Early June sees renowned Norwegian/UK jazz outfit Food touring the UK.
|Listen to excerpts from Food's 'Last Supper' album (Rune Grammofon 2004)|
|Listen to and download Food Releases here|
Food’s ‘Last Supper’ features state of the art electro-acoustic improvisation from the Norway-UK all-star quartet whose previous three albums made a well-deserved splash. Fronted by British saxophonist Iain Ballamy, Food consists of highly renowned Norwegian improvisers; Thomas Strønen (drums, electronics), Mats Eilertsen (bass) and Arve Henriksen (trumpet, voice). The outfit utilises electronics and many of the sounds and textures of ambient music to create their own beautiful post-jazz electronica full of half-note trumpet tones, woody acoustic bass, shiny percussion and sweet sax notes. The blend of Iain Ballamy’s distinctive and lyrical sax and Arve Henriksen’s breathy trumpet textures is the perfect foil for the entrancing bass and drum trips created by the vital rhythm section that consists of Mats Eilertsen (double bass) and Thomas Strønen (drums). The gritty production and electronic soundscaping courtesy of Deathprod, aka Helge Sten, add even more colour to the rich sonic palette that is “Veggie”.

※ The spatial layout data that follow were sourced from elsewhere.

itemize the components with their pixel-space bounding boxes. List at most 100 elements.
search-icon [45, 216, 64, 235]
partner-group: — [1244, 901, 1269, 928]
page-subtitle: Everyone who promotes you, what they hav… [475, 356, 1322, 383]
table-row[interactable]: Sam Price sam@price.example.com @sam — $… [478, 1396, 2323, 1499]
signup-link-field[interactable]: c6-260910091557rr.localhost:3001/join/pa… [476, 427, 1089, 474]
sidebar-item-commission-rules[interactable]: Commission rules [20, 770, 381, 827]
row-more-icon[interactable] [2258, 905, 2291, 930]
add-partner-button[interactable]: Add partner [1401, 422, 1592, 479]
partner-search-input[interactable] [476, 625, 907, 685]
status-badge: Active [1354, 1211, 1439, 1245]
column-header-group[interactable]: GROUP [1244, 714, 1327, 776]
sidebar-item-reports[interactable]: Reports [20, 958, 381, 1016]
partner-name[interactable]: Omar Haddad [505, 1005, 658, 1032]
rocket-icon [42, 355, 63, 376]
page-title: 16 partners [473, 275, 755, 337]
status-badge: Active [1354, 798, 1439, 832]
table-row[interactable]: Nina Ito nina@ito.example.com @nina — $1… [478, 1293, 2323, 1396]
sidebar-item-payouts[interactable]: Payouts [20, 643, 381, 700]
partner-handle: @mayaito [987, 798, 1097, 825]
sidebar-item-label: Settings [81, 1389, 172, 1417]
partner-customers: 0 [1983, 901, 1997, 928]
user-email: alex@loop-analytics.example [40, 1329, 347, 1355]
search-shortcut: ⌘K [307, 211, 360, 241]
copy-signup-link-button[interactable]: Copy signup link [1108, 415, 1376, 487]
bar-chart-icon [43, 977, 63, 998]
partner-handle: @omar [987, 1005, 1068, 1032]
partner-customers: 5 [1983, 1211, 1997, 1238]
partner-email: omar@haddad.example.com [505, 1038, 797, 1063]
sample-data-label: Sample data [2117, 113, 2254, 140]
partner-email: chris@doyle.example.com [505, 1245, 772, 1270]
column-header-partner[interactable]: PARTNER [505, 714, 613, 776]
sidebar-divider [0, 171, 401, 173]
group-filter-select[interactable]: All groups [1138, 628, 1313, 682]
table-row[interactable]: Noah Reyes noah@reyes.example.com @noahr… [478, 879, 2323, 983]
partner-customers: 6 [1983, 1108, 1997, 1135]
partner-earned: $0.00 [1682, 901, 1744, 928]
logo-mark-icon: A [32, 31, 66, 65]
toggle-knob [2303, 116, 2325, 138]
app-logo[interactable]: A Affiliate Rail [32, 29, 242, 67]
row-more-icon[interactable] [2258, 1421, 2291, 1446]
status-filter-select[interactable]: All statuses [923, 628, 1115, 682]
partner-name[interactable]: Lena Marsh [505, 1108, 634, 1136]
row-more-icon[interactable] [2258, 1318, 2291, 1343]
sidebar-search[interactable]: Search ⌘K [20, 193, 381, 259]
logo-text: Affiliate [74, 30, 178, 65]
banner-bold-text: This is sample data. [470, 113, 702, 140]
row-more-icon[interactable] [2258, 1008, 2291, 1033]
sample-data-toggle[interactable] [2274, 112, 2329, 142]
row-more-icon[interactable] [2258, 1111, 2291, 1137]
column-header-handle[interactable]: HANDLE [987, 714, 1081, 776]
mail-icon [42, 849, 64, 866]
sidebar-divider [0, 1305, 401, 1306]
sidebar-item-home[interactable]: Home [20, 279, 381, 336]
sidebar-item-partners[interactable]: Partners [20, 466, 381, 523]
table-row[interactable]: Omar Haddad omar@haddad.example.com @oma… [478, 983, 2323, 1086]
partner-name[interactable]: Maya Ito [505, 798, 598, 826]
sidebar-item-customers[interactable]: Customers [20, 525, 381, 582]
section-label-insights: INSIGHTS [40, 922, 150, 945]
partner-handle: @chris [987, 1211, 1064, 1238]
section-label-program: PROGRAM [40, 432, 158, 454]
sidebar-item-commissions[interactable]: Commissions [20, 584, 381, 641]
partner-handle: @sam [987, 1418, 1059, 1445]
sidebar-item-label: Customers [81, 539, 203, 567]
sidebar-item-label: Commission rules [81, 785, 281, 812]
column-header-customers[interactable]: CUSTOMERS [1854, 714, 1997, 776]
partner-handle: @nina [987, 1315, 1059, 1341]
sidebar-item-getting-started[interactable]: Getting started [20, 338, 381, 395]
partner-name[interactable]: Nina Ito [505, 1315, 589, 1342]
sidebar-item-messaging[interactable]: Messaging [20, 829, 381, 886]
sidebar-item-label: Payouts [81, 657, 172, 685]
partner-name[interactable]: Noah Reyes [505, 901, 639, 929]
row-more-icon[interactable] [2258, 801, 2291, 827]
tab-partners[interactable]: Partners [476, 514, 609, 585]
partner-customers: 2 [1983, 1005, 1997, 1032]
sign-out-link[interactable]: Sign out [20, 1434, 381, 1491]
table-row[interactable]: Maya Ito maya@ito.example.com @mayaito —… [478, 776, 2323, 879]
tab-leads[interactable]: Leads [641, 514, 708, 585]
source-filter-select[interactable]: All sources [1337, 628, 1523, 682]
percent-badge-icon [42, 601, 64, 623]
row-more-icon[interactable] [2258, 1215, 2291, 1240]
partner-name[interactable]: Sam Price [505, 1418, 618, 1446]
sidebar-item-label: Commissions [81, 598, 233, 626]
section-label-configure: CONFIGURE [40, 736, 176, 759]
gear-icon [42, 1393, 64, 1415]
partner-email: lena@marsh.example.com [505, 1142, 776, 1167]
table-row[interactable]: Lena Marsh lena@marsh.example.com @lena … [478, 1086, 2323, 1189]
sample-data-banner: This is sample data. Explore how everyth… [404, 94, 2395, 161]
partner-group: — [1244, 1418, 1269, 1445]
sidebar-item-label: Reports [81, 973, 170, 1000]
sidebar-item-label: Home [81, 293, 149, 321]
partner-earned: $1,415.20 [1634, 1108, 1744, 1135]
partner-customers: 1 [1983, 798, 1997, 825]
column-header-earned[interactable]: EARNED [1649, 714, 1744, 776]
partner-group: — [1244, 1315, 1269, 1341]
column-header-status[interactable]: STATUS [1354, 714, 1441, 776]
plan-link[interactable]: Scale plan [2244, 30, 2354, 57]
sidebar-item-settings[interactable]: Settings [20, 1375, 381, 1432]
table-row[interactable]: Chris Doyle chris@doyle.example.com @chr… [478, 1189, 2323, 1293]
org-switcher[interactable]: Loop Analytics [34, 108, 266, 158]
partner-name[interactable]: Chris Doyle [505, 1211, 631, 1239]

Wrote All About Jazz in its review of Food’s latest album ‘Last Supper’ (Rune Grammofon): “On “Last Supper” Food still opts for open-ended textures with no chordal center. The subtle use of electronics by all Food members and the focus on harmonic and melodic playing demonstrates the affinity between these players. Last Supper offers unique dreamlike soundscapes, highlighting the idiosyncratic playing of Henriksen, a whispery mode as if he were playing the Japanese shakuhachi flute (very close to Japanese trumpeter Natsuki Tamura's style, especially solo or in duets with his partner, pianist Satoko Fujii), and the lyrical and restrained playing, mainly on the soprano sax, of Ballamy. But this release introduces Strønen as the key player, supplying irregular, fractured and loose rhythms in the tradition of great European improvising drummers such as Paul Lytton, Paul Lovens or Tony Oxley, but always keeping a rhythmic center, except on his own “Daddycation,” the only track on which he does not appear. Strønen's wise and imaginative choice of brush strokes, delicate touches of the cymbals and hand drumming define Last Supper as Food's most mature release. Strønen take the lead part on only one track, the too-short, upbeat “Junkfood,” in which Ballamy, Henriksen and Eilersten try to catch his driving rhythms. As usual with Rune Grammofon's meticulously done releases, a beautiful minimalist sleeve of Kim Hiorthøy matches this beautiful music.”
BBC Online is equally as positive: “Attempting to summarise Food's music is something of a challenge. A number of seemingly disparate elements are arranged successively or in combination. These include gentle electronic ambience, folksong keening, chain-rattling worthy of Marley's ghost, impassioned paeans to nature, wistful and highly melodic unison lines, crazed scat singing and lively jazz improvisation. "Daddycation" (first heard on Rune Grammofon's Money Will Ruin Everything anniversary release) is heart-meltingly gorgeous. "Exeter Opening" begins pensively and ends up in a lengthy passage that would do a Miles Davis 70's group proud. The title piece and final track on the album sounds as if Food were soundtracking an Ingmar Bergman or Andrei Tarkovsky film. It's medieval, mythic and haunting with a beguiling solemnity that belies the album's occasional humour to deliver a mourning farewell. Try listening to Last Supper in headphones while walking through your local shopping centre. It may just make for a transporting, surreal experience: the music gave me the feeling that I was a traveller out of time, a brief visitor from another place entirely. Last Supper is a moving antidote for our beleaguered times.”
The Independent: “State of the art electro-acoustic improvisation from the Norway-UK all-star quartet whose previous three albums made a well-deserved splash. This may well be the best of the lot, though much of it is closer to a kind of musical version of the Shipping Forecast than it is to jazz. Themes ebb and flow as musical tides turn, from chilled and lyrical loops to free-improv tempests, but such is the mastery editing that nothing outstays its welcome and the disparate parts coalesce into a very satisfying whole. The opening piece is audio-heaven: Arvo Pärt meets ”In A Silent Way”. 5/5.”